Donna Harvey spent some of this summer’s hottest days searching for a place to live.
Beginning July 1, she knew city marshals could show up at her Jamaica home any day to evict her. So, she texted a long list of landlords. She trekked to the Bronx to seek help at a housing intake center. And with her 4-year-old son in tow, she checked into a shelter in Queens that was so sweltering she and her son couldn’t sleep.
“We couldn’t even close our eyes,” she said. “It was just that bad. It was very suffocating.”
Harvey’s experience is not unique. New Yorkers frequently navigate the upheaval of an eviction during the hot summer months. On June 23, when a blazing heat wave was blanketing the city, there were 59 evictions, according to a new report from the nonprofit Legal Services NYC, which represents tenants in housing court. During another heat wave, in early July, a pregnant client of the organization was evicted from her Bronx home when the heat index was nearly 100 degrees, the report said.
Now, Legal Services NYC is urging the city to ban evictions on extremely hot days. The group said kicking people out of their homes in scorching weather can exacerbate the already dangerous effects of extreme heat.
“It’s insufferably hot for all New Yorkers right now. We’ve had a brutally hot summer,” said Carolyn Norton, deputy chief of litigation and advocacy at Legal Services NYC and one of the report’s authors. “Imagine being forced out of your home with nowhere to go on one of the hottest days of the year.”
Spokespeople for Mayor Eric Adams’ office and the city Department of Investigation, which oversees evictions, did not immediately respond to requests for comment.
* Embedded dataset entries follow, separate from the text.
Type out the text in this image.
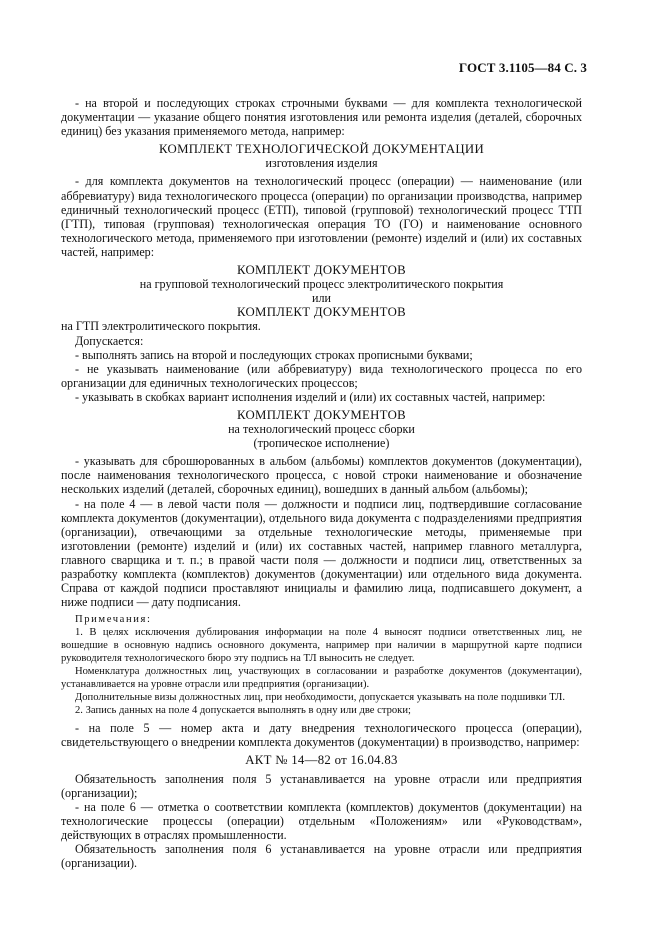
ГОСТ 3.1105—84 С. 3

- на второй и последующих строках строчными буквами — для комплекта технологической документации — указание общего понятия изготовления или ремонта изделия (деталей, сборочных единиц) без указания применяемого метода, например:

КОМПЛЕКТ ТЕХНОЛОГИЧЕСКОЙ ДОКУМЕНТАЦИИ

изготовления изделия

- для комплекта документов на технологический процесс (операции) — наименование (или аббревиатуру) вида технологического процесса (операции) по организации производства, например единичный технологический процесс (ЕТП), типовой (групповой) технологический процесс ТТП (ГТП), типовая (групповая) технологическая операция ТО (ГО) и наименование основного технологического метода, применяемого при изготовлении (ремонте) изделий и (или) их составных частей, например:

КОМПЛЕКТ ДОКУМЕНТОВ

на групповой технологический процесс электролитического покрытия

или

КОМПЛЕКТ ДОКУМЕНТОВ

на ГТП электролитического покрытия.

Допускается:

- выполнять запись на второй и последующих строках прописными буквами;

- не указывать наименование (или аббревиатуру) вида технологического процесса по его организации для единичных технологических процессов;

- указывать в скобках вариант исполнения изделий и (или) их составных частей, например:

КОМПЛЕКТ ДОКУМЕНТОВ

на технологический процесс сборки

(тропическое исполнение)

- указывать для сброшюрованных в альбом (альбомы) комплектов документов (документации), после наименования технологического процесса, с новой строки наименование и обозначение нескольких изделий (деталей, сборочных единиц), вошедших в данный альбом (альбомы);

- на поле 4 — в левой части поля — должности и подписи лиц, подтвердившие согласование комплекта документов (документации), отдельного вида документа с подразделениями предприятия (организации), отвечающими за отдельные технологические методы, применяемые при изготовлении (ремонте) изделий и (или) их составных частей, например главного металлурга, главного сварщика и т. п.; в правой части поля — должности и подписи лиц, ответственных за разработку комплекта (комплектов) документов (документации) или отдельного вида документа. Справа от каждой подписи проставляют инициалы и фамилию лица, подписавшего документ, а ниже подписи — дату подписания.

Примечания:

1. В целях исключения дублирования информации на поле 4 выносят подписи ответственных лиц, не вошедшие в основную надпись основного документа, например при наличии в маршрутной карте подписи руководителя технологического бюро эту подпись на ТЛ выносить не следует.

Номенклатура должностных лиц, участвующих в согласовании и разработке документов (документации), устанавливается на уровне отрасли или предприятия (организации).

Дополнительные визы должностных лиц, при необходимости, допускается указывать на поле подшивки ТЛ.

2. Запись данных на поле 4 допускается выполнять в одну или две строки;

- на поле 5 — номер акта и дату внедрения технологического процесса (операции), свидетельствующего о внедрении комплекта документов (документации) в производство, например:

АКТ № 14—82 от 16.04.83

Обязательность заполнения поля 5 устанавливается на уровне отрасли или предприятия (организации);

- на поле 6 — отметка о соответствии комплекта (комплектов) документов (документации) на технологические процессы (операции) отдельным «Положениям» или «Руководствам», действующих в отраслях промышленности.

Обязательность заполнения поля 6 устанавливается на уровне отрасли или предприятия (организации).
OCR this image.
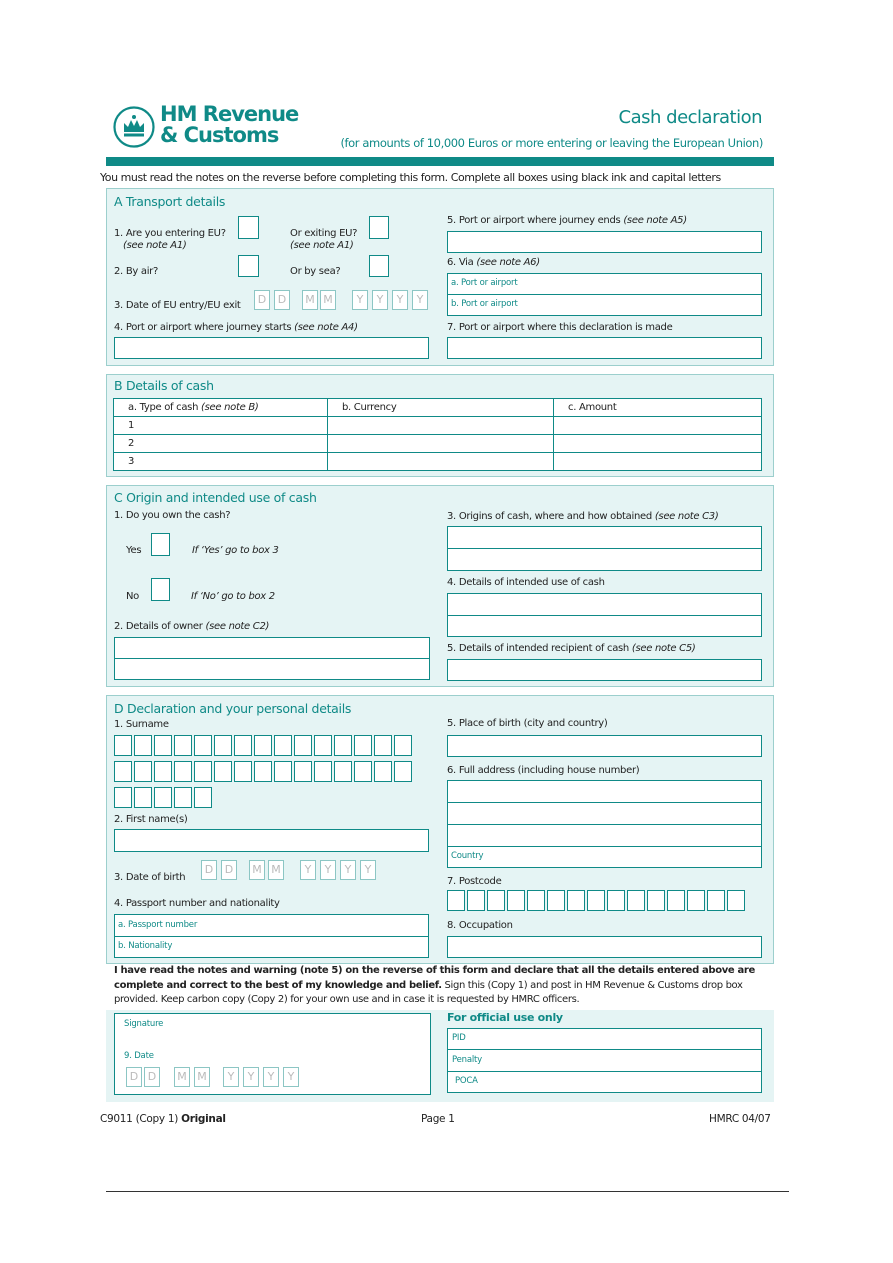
HM Revenue
& Customs
Cash declaration
(for amounts of 10,000 Euros or more entering or leaving the European Union)
You must read the notes on the reverse before completing this form. Complete all boxes using black ink and capital letters
A Transport details
1. Are you entering EU?
(see note A1)
Or exiting EU?
(see note A1)
2. By air?	Or by sea?
3. Date of EU entry/EU exit	D	D	M M	Y	Y	Y	Y
4. Port or airport where journey starts (see note A4)
5. Port or airport where journey ends (see note A5)
6. Via (see note A6)
a. Port or airport
b. Port or airport
7. Port or airport where this declaration is made
B Details of cash
a. Type of cash (see note B)	b. Currency	c. Amount
1		
2		
3		
C Origin and intended use of cash
1. Do you own the cash?
Yes	If ‘Yes’ go to box 3
No	If ‘No’ go to box 2
2. Details of owner (see note C2)
3. Origins of cash, where and how obtained (see note C3)
4. Details of intended use of cash
5. Details of intended recipient of cash (see note C5)
D Declaration and your personal details
1. Surname
2. First name(s)
3. Date of birth
D	D	M M	Y	Y	Y	Y
4. Passport number and nationality
a. Passport number
b. Nationality
5. Place of birth (city and country)
6. Full address (including house number)
Country
7. Postcode
8. Occupation
I have read the notes and warning (note 5) on the reverse of this form and declare that all the details entered above are
complete and correct to the best of my knowledge and belief. Sign this (Copy 1) and post in HM Revenue & Customs drop box
provided. Keep carbon copy (Copy 2) for your own use and in case it is requested by HMRC officers.
Signature
9. Date
D D	M M	Y	Y	Y	Y
For official use only
PID
Penalty
POCA
C9011 (Copy 1) Original	Page 1	HMRC 04/07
Legal Services NYC’s report found more than 7,500 New York City tenants and their families have been evicted from their homes on days when it was hotter than 90 degrees since 2017. The report also found a large share of evictions occur in the neighborhoods that are most vulnerable to heat.
Extreme heat can pose more than just an inconvenience during an eviction. More than 500 people die prematurely from heat illness in New York City each year, according to local emergency management officials. That’s about double the number of traffic fatalities last year. It’s also far higher than the 382 recorded cases of homicides and non-negligent manslaughter in 2024, NYPD data shows.
As New York grapples with more frequent extreme heat due to climate change, Legal Services NYC is asking the city to implement a new policy to pause evictions on days when the heat index, or real-feel temperature, is forecast to exceed 90 degrees.
Norton said evictions can be more difficult to maneuver in the heat for various reasons. She said people may exert themselves more while packing up their belongings in a hot apartment. They may also have to brave the heat to travel to housing court or wait in line at an intake center to get into a shelter, she said.
And those who do end up in shelters may not have air conditioning. Gothamist previously reported four in 10 city shelters have no air conditioning in bedrooms.
New York City is filled with areas known as “urban heat islands” that feel especially hot because of a plethora tall buildings and a lack of trees, among other environmental conditions. The city tracks which neighborhoods are most vulnerable to heat based on several factors, including surface temperatures, green space, access to air conditioning and median income.
Legal Services NYC overlaid a map of the neighborhoods most vulnerable to heat with eviction cases, and found nearly two-thirds of evictions between 2017 and 2025 happened in communities that rank highest on the heat-vulnerability index — though not all of those evictions occur on hot days. Jamaica, Donna Harvey’s neighborhood, tends to be one of the hottest, according to city data.
The Department of Investigation sometimes pause evictions on particularly hot days. But Legal Services NYC said the agency should have a formal policy to prevent evictions during extreme heat so New Yorkers facing eviction will know ahead of time that they can stay in their home until the heat wave passes.
Several other places across the country have adopted similar policies. Maryland recently passed a law banning the execution of evictions during extreme weather. Sonoma County, California, bars evictions during official states of emergency. Cook County, Illinois, which includes Chicago, prohibits evictions when it’s extremely cold.
Harvey said dealing with an eviction in the heat created a “domino effect” of stress for her and others she encountered in the shelter system. As she lay in bed in the hot room, she said, she started to have a panic attack.
“ My mental was already in a place of finding adequate housing, stable housing for my child,” she said. “And I get to a place where now I’m even more flustered, because the heat is here.”
Harvey said she didn’t feel comfortable staying in the hot shelter with her son, who has asthma, and went back to her Jamaica apartment. A housing court judge agreed to pause her eviction proceedings while she searched for a new place, after her lawyer submitted evidence that she’d been in touch with a real estate broker and multiple landlords.
Harvey said she’s moving into a new apartment this month with help from her savings and a new part-time job as a home health aid. She’s relieved to be settled and plans to go back to school this fall.
“I needed peace,” Harvey said. “I could probably now get a good night’s sleep because I don’t feel like I’m twisting and turning, thinking about what are the next steps.”